Iceland eyes more stores as losses halved in Republic

Food retailer Iceland has confirmed plans to expand the number of its stores in the Republic as its losses more than halved.

Iceland eyes more stores as losses halved in Republic

The accounts filed by Iceland Stores Ireland Ltd show the pre-tax loss dropped to €364,000 from €771,000 in the 12 months of trading to March 24.

Revenues increased by almost a third to €30.1m, helped by new stores openings. The group has 16 shops and now plans to open more.

Iceland has seven stores in seven in Dublin, as well as in Carlow, Clonmel, Co Tipperary, Douglas, Cork, Galway, Letterkenny, Co Donegal, Longford, Midleton, Co Cork, Tralee, Co Kerry, and Waterford.
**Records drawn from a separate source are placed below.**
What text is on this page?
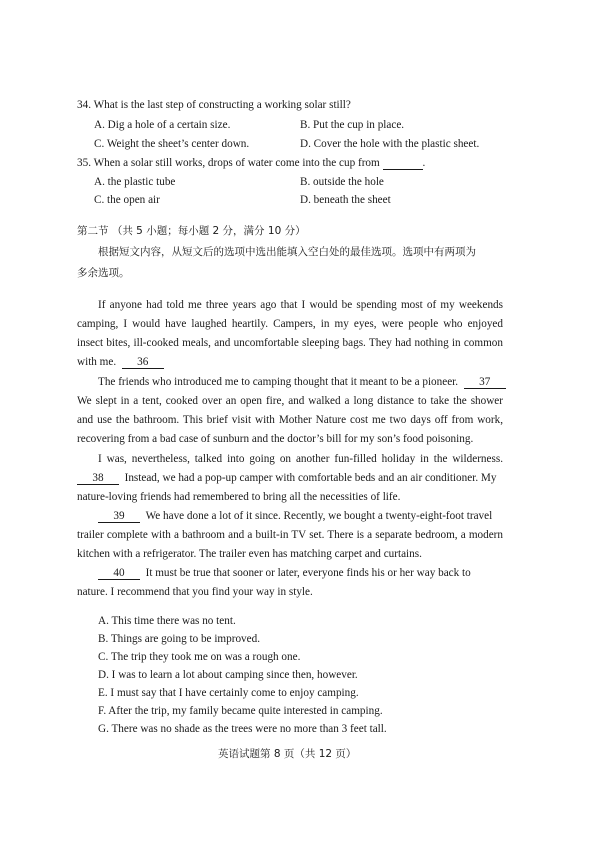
34. What is the last step of constructing a working solar still?
A. Dig a hole of a certain size.	B. Put the cup in place.
C. Weight the sheet’s center down.	D. Cover the hole with the plastic sheet.
35. When a solar still works, drops of water come into the cup from	.
A. the plastic tube	B. outside the hole
C. the open air	D. beneath the sheet
第二节 （共 5 小题；每小题 2 分，满分 10 分）
根据短文内容，从短文后的选项中选出能填入空白处的最佳选项。选项中有两项为
多余选项。
If anyone had told me three years ago that I would be spending most of my weekends
camping, I would have laughed heartily. Campers, in my eyes, were people who enjoyed
insect bites, ill-cooked meals, and uncomfortable sleeping bags. They had nothing in common
with me. 36
The friends who introduced me to camping thought that it meant to be a pioneer. 37
We slept in a tent, cooked over an open fire, and walked a long distance to take the shower
and use the bathroom. This brief visit with Mother Nature cost me two days off from work,
recovering from a bad case of sunburn and the doctor’s bill for my son’s food poisoning.
I was, nevertheless, talked into going on another fun-filled holiday in the wilderness.
38 Instead, we had a pop-up camper with comfortable beds and an air conditioner. My
nature-loving friends had remembered to bring all the necessities of life.
39 We have done a lot of it since. Recently, we bought a twenty-eight-foot travel
trailer complete with a bathroom and a built-in TV set. There is a separate bedroom, a modern
kitchen with a refrigerator. The trailer even has matching carpet and curtains.
40 It must be true that sooner or later, everyone finds his or her way back to
nature. I recommend that you find your way in style.
A. This time there was no tent.
B. Things are going to be improved.
C. The trip they took me on was a rough one.
D. I was to learn a lot about camping since then, however.
E. I must say that I have certainly come to enjoy camping.
F. After the trip, my family became quite interested in camping.
G. There was no shade as the trees were no more than 3 feet tall.
英语试题第 8 页（共 12 页）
The directors said in the accounts that the business continued to trade successfully. It made an after-tax loss of €263,000 after posting a tax credit of €101,000.

Iceland had shut seven stores in 2005 due to poor trading but it reopened in 2009 under a different owner.

And it has so far accumulated losses of €4.17m. Its latest expansion means it now employs 226 people, including 17 staff at its head office, and staff costs rose €940,000 to €3.89m.

Cost of sales increased to €21.54m from €15.57m, while administrative expenses rose to €8.97m from €6.9m.

The loss takes into account restructuring and legal costs of €30,000, as well as non-cash depreciation costs of €791,000. Pay to directors last year increased sharply from €161,000 to €233,000. The expansion means its operating leases increased to just over €1m from €898,000.

Its shareholders’ deficit stood at €1.2m but the cash pile increased from €839,000 to €1.48m.

Its UK parent posted pre-tax profits last year of £67.3m (€73.9m) as revenues increased from £2.65bn to £2.77bn.